Das Eggenertal ist auf Grund seiner schweren Böden und seiner Lage in der Vorbergzone ein ideales Kirschenanbaugebiet. Das im Vergleich zur Rheinebene gemässigtere Klima verleiht den Kirschen eine intensivere Frucht und gleichmässigere Reife. Da die Lagen für Weinbau im Tal begrenzt sind, konnte der Obstbau mit der Hauptfrucht Kirschen eine große Rolle entwickeln; dies nun seit Generationen.

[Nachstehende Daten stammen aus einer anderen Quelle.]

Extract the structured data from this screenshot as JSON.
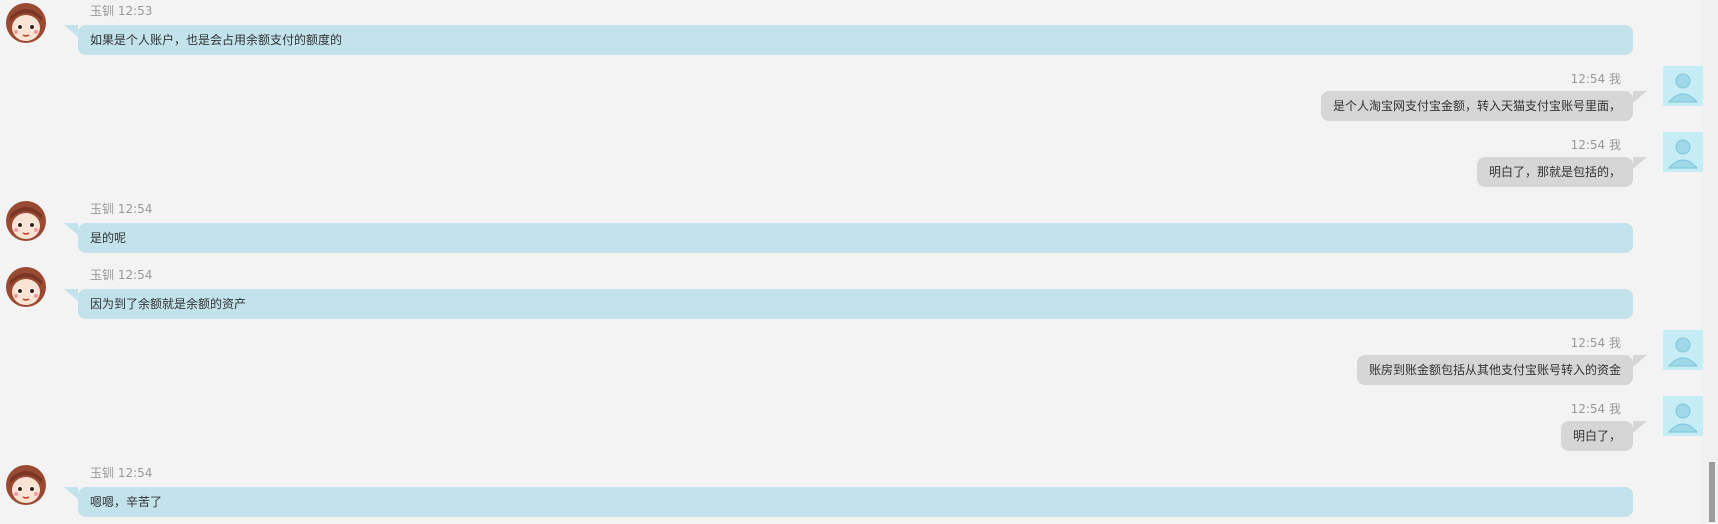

Im Anbau hat sich in nur dreißig Jahren vieles verändert. Vom einstigen Streuobstanbau mit Hochstammbäumen zu Plantagen mit Nieder – oder Halbstammbäumen, von der Handpflückung zur maschinellen Schüttelernte. Von Hand gepflückt werden weiterhin die Kirschen in dem sich seit der Jahrtausendwende rasch entwickelnden Tafelkirschenanbau. Der technische Fortschritt in der Lebensmittelverarbeitung hat auch die Vermarktungsform verändert. Noch vor rund siebzig Jahren wurden alle Kirschen außer Brennware für das berühmte »Schwarzwälder Kirschwasser« gestielt.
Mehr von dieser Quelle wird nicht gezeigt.